I repeated the experiment a few days after on other parties, but in several cases little or no effect was produced by the vapour; the fact was that the ball and socket valve, though impervious to water, was not to air; moreover, as the patient was becoming insensible, and the breathing tranquil and involuntary, he had no longer the power of raising the ball. Hence the breath passed into the vessel and diluted the ether vapour, and only an incomplete insensibility ensued.

Instructed by these circumstances, I have had another apparatus made by Mr.

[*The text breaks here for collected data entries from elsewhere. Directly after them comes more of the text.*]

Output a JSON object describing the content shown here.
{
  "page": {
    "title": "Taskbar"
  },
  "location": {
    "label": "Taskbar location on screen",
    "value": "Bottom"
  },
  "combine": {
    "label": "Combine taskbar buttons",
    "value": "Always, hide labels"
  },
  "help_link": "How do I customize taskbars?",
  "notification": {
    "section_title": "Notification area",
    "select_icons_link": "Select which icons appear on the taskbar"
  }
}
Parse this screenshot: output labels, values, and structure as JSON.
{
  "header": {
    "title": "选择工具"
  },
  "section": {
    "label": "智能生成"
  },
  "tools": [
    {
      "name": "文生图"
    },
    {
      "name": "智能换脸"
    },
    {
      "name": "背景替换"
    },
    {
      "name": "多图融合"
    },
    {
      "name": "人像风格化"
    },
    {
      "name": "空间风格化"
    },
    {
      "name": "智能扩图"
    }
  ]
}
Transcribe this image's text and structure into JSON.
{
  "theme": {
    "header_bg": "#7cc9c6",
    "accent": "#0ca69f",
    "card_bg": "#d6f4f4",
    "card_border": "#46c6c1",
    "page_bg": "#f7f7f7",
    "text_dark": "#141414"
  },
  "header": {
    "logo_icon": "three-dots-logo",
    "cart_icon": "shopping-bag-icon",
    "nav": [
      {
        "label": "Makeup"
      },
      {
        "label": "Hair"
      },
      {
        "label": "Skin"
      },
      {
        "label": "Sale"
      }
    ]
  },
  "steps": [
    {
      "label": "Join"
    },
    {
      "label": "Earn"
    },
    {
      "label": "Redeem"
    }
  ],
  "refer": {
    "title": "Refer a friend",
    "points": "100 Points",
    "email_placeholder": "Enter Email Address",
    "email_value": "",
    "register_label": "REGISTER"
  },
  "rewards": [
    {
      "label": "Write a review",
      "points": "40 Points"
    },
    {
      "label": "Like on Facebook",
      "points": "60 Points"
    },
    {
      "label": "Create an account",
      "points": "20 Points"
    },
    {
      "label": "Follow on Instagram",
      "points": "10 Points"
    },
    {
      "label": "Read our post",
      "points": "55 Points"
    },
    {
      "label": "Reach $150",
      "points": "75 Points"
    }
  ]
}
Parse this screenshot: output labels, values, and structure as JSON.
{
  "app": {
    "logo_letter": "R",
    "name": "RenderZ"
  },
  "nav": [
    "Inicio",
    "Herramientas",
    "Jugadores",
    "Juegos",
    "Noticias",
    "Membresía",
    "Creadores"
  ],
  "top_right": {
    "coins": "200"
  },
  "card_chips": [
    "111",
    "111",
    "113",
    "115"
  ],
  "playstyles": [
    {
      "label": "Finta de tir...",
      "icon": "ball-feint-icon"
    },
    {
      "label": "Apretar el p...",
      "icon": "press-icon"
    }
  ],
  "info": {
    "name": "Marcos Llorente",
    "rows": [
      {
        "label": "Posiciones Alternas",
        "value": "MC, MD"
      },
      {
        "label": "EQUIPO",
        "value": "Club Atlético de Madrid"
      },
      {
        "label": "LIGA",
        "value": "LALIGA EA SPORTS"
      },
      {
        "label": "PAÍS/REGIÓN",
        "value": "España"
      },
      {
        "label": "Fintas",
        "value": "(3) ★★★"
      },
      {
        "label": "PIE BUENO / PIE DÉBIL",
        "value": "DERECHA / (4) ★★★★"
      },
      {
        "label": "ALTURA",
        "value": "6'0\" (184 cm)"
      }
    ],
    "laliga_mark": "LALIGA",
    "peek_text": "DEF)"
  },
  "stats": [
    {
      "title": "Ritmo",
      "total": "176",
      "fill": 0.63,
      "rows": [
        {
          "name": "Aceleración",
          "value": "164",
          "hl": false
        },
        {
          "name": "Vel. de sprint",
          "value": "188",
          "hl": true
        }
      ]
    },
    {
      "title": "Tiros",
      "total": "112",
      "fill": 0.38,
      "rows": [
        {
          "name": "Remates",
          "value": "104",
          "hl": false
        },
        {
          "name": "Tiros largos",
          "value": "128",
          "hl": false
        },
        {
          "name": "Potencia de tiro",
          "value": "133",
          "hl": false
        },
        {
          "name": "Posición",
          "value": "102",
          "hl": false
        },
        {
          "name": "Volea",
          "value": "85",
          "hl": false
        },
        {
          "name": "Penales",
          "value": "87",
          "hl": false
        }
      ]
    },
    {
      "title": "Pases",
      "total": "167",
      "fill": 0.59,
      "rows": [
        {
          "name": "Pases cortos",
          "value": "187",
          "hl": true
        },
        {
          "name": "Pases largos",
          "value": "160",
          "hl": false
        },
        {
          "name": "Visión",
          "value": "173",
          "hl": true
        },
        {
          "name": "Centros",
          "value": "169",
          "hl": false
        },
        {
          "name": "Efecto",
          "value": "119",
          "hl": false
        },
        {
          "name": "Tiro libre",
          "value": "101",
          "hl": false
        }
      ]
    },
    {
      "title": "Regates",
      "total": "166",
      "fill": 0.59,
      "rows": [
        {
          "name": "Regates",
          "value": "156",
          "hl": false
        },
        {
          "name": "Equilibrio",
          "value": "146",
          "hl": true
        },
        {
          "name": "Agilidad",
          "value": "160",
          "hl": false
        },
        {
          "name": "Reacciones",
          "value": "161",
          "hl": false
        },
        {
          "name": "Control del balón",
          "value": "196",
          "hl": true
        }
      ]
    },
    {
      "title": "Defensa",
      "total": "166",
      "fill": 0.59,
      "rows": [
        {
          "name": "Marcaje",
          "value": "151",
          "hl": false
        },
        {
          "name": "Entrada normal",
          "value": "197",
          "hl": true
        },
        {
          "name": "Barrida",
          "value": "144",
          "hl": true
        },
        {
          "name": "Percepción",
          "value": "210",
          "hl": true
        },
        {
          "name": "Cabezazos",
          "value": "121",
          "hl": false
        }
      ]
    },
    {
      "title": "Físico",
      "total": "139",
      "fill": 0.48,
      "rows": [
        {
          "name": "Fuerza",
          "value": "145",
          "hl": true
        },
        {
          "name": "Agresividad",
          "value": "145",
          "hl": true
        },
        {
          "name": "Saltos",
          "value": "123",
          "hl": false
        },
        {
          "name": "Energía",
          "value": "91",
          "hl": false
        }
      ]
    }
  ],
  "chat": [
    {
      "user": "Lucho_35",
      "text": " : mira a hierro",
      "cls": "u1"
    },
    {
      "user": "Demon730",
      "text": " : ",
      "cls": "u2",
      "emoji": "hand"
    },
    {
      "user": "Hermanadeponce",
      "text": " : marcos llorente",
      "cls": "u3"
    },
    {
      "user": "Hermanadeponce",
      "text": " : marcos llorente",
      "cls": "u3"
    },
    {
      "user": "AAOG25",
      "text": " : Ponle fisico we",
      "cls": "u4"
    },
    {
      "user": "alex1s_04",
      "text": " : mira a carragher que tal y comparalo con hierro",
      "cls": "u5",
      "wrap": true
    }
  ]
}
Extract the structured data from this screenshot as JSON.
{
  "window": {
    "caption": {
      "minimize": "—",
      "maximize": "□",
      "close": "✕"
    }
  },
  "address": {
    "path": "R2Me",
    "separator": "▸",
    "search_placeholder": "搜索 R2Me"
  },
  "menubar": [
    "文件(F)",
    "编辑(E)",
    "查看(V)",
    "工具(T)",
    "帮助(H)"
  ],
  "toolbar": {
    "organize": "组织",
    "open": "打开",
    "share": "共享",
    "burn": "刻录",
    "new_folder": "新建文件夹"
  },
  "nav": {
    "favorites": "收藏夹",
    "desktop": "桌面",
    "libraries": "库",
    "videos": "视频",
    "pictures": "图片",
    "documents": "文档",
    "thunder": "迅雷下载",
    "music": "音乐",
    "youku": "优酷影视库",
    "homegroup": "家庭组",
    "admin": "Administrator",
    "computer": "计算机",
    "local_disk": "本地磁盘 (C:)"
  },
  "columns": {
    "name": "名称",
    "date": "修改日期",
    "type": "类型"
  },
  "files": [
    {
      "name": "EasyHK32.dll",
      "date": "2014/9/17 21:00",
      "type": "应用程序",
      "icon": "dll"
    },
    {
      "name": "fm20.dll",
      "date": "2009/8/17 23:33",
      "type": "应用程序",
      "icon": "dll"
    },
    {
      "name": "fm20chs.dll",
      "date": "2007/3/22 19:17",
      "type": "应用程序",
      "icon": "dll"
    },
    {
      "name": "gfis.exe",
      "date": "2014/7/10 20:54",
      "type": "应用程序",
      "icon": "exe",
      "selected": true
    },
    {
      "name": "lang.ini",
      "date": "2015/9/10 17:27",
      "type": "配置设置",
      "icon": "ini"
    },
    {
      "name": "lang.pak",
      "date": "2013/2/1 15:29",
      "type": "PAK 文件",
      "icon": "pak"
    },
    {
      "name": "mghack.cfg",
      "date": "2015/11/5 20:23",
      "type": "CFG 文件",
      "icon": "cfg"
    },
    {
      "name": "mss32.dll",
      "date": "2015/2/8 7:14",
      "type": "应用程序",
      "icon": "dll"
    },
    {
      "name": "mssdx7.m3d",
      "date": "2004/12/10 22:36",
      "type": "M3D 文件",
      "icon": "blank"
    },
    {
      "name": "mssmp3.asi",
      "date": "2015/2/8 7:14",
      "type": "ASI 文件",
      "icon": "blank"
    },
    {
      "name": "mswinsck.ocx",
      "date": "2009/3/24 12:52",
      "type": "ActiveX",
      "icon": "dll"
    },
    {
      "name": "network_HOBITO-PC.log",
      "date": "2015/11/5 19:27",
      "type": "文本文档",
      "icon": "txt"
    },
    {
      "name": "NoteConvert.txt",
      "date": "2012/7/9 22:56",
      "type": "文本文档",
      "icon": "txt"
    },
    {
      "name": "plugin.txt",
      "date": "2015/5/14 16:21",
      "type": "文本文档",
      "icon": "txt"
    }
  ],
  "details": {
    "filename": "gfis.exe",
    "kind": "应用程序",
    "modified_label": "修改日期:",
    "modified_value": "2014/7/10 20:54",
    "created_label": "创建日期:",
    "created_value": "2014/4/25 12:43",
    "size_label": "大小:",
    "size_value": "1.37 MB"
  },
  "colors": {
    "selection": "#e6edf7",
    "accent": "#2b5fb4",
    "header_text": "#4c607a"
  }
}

Elphick, of Castle-street, Oxford-street. . . . [An illustration of it appeared the following week.] This apparatus I tried on Saturday last [26 December] on two patients, from one of whom I removed an upper molar, from the other a deep-seated stump. My success was complete. Yesterday [27 December], I again operated at my house, in Dr. Boott's presence, on Mr. Dixon, surgical instrument-maker, of Tonbridge-place, New-road [273].

. . . . .

I again operated this morning [28 December] with the most perfect success in the presence of my friends -- Mr. Stocks, Mr. Snow, and Mr. Fenney [274].

[5. Testimonial from Mr. Dixon about being operated on by Mr. Robinson while under the influence of ether.]

[6. Excerpt from the Salem Register about an amputation performed while the patient was under the influence of ether.]

[7. Letter to the editor from James A. Dorr that ether inhalation "is patented for England and the colonies," and that he is representing the claims of the inventors.]